Когда Корделия говорила все это, будущее внезапно представилось ей с необыкновенной четкостью. Ее положение отличается от положения Анны, которая пользуется неслыханной для женщины свободой и с согласия семьи ведет богемную жизнь. Родители и брат прикажут ей вернуться в Сайренворт; там она и останется навсегда, и единственным ее собеседником будет собственное отражение в зеркале. Она будет медленно тонуть в океане одиночества и тоски, без будущего, без поддержки, безо всякой надежды на возвращение в Лондон. Не будет больше таверны «Дьявол», не будет сражений с демонами плечом к плечу с Люси, не будет вечеров с «Веселыми Разбойниками».

Глаза Джеймса вспыхнули.

– Ничего подобного ты не сделаешь, – воскликнул он. – Ты хочешь, чтобы Люси лишилась своей названой сестры?

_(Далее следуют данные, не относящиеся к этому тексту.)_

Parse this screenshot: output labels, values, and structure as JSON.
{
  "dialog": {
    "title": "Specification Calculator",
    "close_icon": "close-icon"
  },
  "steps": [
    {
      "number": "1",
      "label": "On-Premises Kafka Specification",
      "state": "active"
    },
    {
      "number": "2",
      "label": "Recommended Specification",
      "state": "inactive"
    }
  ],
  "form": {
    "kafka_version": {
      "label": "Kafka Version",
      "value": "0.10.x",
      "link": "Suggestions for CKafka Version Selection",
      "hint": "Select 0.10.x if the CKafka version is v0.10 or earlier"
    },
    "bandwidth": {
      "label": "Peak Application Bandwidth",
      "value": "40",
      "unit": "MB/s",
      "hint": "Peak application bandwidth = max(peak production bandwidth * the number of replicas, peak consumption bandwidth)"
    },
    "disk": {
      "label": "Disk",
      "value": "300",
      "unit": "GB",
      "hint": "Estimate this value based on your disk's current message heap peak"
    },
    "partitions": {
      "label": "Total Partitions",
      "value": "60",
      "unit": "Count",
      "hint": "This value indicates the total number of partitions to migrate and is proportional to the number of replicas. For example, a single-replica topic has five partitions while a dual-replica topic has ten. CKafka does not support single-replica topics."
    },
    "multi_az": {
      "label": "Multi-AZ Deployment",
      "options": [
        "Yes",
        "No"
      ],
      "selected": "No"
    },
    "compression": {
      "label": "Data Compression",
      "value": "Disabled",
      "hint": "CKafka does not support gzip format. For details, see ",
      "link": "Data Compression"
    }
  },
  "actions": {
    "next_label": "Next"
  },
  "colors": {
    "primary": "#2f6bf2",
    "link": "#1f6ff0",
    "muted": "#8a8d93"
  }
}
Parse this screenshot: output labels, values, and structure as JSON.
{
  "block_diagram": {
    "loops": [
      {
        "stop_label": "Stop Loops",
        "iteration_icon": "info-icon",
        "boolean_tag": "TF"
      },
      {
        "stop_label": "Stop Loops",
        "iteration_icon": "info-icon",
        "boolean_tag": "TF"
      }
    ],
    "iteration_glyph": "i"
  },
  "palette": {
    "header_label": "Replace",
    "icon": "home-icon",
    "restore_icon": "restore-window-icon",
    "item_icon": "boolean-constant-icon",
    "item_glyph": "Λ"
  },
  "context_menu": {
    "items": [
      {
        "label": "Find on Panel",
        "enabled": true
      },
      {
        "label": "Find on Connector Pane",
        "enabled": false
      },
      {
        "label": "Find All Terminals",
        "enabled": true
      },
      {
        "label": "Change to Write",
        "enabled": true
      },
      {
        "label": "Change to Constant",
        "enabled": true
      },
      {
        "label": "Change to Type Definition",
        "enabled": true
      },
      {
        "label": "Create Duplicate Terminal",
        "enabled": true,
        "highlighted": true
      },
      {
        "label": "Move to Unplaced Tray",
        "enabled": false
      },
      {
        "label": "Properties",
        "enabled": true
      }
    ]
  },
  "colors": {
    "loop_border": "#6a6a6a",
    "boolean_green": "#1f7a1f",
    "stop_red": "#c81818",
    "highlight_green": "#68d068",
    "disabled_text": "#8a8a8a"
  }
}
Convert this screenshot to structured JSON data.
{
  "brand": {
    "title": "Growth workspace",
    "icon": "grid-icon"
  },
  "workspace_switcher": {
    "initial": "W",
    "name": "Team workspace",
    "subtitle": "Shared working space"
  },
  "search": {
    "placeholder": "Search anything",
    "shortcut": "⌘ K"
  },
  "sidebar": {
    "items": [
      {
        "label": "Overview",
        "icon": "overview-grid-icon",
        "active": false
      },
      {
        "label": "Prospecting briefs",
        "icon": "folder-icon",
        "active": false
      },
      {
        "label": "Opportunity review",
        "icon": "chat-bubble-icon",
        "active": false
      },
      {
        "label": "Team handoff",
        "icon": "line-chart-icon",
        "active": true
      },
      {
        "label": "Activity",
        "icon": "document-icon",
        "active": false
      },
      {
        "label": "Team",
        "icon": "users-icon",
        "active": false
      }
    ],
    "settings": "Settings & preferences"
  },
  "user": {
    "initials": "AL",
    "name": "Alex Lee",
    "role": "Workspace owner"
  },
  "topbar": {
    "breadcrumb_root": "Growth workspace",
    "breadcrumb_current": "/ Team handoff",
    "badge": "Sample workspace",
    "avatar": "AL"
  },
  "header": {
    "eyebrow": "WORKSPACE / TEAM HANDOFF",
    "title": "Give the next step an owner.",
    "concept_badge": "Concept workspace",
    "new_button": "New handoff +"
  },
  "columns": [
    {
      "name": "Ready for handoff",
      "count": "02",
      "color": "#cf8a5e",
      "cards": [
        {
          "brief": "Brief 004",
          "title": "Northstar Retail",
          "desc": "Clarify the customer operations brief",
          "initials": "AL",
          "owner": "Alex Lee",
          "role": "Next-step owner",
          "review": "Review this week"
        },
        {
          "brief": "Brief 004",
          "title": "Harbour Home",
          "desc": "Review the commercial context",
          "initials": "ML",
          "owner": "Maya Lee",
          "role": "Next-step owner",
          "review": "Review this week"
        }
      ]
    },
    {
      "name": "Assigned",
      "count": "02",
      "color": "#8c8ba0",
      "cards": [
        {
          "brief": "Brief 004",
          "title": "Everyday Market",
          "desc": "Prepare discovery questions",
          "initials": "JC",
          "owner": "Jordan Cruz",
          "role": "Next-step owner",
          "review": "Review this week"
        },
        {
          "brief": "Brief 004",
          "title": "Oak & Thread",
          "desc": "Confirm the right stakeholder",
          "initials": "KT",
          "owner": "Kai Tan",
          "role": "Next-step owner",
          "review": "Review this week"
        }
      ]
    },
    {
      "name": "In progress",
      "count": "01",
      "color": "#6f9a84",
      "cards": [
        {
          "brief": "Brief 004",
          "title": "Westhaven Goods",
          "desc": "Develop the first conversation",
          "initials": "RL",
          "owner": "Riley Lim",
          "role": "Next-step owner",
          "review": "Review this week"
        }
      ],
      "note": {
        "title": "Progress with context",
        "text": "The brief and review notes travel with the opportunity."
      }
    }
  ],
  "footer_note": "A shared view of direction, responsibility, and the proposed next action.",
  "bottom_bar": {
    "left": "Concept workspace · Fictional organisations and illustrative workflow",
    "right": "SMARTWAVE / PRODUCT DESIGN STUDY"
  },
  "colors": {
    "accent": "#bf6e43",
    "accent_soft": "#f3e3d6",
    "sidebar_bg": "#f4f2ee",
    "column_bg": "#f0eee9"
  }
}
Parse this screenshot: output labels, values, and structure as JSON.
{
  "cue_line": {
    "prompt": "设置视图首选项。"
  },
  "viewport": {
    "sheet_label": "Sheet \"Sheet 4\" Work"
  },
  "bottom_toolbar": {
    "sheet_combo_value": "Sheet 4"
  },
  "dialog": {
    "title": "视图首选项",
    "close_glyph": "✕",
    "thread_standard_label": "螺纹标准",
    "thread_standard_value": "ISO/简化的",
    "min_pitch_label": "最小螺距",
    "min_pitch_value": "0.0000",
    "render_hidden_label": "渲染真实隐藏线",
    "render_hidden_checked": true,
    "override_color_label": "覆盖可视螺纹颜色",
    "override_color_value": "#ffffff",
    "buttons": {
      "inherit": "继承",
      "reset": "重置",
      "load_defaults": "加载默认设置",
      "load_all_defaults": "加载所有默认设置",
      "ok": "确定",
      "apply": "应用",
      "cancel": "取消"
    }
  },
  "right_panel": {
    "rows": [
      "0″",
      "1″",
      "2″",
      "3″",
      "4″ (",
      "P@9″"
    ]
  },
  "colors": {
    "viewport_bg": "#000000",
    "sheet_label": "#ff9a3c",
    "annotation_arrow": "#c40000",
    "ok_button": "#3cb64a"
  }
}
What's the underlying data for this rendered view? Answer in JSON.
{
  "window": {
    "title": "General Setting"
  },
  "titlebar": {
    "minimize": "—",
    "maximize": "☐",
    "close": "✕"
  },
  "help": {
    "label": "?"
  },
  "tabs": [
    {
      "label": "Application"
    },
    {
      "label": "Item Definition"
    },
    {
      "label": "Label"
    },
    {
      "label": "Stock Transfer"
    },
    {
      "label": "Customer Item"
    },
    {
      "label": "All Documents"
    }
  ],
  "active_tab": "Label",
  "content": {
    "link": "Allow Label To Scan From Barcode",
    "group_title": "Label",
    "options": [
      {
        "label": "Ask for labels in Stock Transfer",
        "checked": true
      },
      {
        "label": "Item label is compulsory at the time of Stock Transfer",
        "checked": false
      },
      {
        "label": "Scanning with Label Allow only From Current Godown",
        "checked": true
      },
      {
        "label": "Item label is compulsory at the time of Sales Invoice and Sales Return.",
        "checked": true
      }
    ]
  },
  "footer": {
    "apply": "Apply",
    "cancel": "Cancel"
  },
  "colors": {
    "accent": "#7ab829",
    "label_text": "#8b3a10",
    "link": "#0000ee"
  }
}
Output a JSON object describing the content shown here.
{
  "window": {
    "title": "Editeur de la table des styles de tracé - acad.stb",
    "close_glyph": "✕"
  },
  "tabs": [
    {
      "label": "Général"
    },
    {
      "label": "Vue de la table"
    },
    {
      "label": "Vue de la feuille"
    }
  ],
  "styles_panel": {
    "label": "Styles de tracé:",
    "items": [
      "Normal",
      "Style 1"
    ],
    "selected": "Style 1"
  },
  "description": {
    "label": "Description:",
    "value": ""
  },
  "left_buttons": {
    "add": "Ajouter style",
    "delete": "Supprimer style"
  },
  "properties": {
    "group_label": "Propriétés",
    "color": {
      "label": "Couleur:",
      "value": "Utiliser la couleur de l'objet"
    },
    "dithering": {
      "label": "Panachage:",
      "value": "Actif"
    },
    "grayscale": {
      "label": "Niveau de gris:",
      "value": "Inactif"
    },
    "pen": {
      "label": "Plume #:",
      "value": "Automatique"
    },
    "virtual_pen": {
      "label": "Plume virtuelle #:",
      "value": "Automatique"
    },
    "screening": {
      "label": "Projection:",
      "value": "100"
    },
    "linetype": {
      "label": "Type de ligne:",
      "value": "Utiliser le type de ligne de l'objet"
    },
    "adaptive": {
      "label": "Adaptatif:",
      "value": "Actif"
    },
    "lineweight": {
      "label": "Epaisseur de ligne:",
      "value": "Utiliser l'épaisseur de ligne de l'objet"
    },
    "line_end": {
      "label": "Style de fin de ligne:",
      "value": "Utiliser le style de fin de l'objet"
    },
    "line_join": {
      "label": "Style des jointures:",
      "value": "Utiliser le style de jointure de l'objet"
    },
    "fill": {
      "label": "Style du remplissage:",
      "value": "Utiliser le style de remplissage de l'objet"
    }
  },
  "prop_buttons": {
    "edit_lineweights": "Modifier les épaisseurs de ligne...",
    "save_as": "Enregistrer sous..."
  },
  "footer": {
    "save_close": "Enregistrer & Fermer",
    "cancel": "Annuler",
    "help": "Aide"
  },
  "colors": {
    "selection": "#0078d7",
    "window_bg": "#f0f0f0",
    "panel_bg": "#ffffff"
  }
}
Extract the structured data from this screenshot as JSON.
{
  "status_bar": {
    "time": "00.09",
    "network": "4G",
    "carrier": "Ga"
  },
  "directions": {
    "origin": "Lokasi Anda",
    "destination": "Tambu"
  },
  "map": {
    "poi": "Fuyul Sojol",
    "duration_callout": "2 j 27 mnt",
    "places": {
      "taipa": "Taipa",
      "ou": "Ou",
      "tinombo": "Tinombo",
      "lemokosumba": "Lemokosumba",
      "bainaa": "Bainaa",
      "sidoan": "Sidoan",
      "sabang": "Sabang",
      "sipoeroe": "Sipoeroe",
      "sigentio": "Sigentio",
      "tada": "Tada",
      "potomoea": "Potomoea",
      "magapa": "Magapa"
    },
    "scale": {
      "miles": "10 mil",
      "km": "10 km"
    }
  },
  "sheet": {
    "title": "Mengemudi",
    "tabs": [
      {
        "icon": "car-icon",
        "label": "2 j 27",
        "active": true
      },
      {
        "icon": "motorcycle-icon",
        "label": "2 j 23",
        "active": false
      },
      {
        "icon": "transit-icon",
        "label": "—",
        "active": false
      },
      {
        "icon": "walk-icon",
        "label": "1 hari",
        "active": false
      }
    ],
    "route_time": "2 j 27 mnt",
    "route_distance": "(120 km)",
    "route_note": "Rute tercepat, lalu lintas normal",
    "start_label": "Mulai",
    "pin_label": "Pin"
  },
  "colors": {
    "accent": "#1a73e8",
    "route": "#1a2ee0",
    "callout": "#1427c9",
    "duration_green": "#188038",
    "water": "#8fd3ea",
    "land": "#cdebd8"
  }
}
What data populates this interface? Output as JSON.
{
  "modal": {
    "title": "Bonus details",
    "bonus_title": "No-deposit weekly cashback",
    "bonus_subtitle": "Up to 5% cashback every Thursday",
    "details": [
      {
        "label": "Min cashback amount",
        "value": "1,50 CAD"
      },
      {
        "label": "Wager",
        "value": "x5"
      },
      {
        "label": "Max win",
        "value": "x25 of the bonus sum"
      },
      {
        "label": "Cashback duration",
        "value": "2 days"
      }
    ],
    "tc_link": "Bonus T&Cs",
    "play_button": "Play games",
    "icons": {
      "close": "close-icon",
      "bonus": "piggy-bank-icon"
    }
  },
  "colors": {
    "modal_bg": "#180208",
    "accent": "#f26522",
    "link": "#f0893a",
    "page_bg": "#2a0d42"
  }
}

Это разобьет ей сердце. Ты хочешь вести одинокую жизнь опозоренной женщины? Я не допущу этого.

– Я нисколько не сожалею о своем выборе, – мягко произнесла Корделия. – Если бы мы смогли вернуться в прошлое, я сделала бы то же самое. А сейчас ни ты, ни я уже не можем исправить случившееся, Джеймс.

Он не мог сделать мир справедливым – не больше, чем она. Только в книгах добродетель и героизм вознаграждаются по достоинству; в реальной жизни героические поступки не ценят или, что еще хуже, карают. Мир жесток к героям.

Да, он сердится на нее, ну и пусть. Зато никто уже не сможет обвинить его в поджоге. Корделия не раскаивалась в своем поступке.

– Я могу кое-что сделать, – возразил он. – Я могу попросить тебя об одном. Это будет моя последняя просьба. Последняя жертва, которую ты принесешь ради меня.

Корделия подумала, что после сегодняшнего дня она, наверное, никогда больше не увидит Джеймса, поэтому позволила себе взглянуть ему прямо в глаза. Она любовалась его губами, очертаниями его прекрасного лица, длинными ресницами, бросавшими тень на золотистые глаза. Любовалась едва заметным шрамом в виде белой звездочки на шее, там, где кудри его касались воротника рубашки.

– Что же это? – спросила Корделия. – Скажи. Я сделаю для тебя все, что смогу.

Джеймс шагнул к ней, и она заметила, что руки у него слегка дрожат. А потом он опустился на колени перед ней, поднял голову и пристально взглянул ей в лицо. Она внезапно догадалась, что он собирается сделать, и подняла руки в знак протеста, но было уже поздно.

– Маргаритка, – произнес он, – прошу, выходи за меня замуж.

Ей показалось, что время остановилось. Она вспомнила часы в Блэкторн-Мэноре, стрелки которых показывали без двадцати девять. Она тысячи раз воображала, как Джеймс обратится к ней с такими словами – но не могла представить, что это произойдет при подобных обстоятельствах. Такое не могло прийти ей в голову даже в кошмарном сне.

– Джеймс, – прошептала она. – Ты же меня не любишь.

Он поднялся на ноги. Она была этому рада, но он по-прежнему стоял совсем близко – так близко, что она могла бы протянуть руки и обнять его.

– Нет, – произнес он. – Я тебя не люблю.

Корделия это знала, но слова, сказанные вслух, были подобны удару, неожиданному удару в грудь. Ее удивило то, что признание очевидного причинило ей настолько сильную боль. Голос Джеймса доносился до нее как будто издалека.

– Я не люблю тебя так, как муж должен любить жену, и ты тоже равнодушна ко мне как к мужчине, – продолжал Джеймс.

О, Джеймс. Ты наделен таким блестящим умом и в то же время так слеп.

– Но ведь мы с тобой друзья, верно? – говорил он. – Я люблю тебя как сестру, как друга, как всех своих лучших друзей. Я не оставлю тебя в беде, не брошу тебя страдать в одиночестве.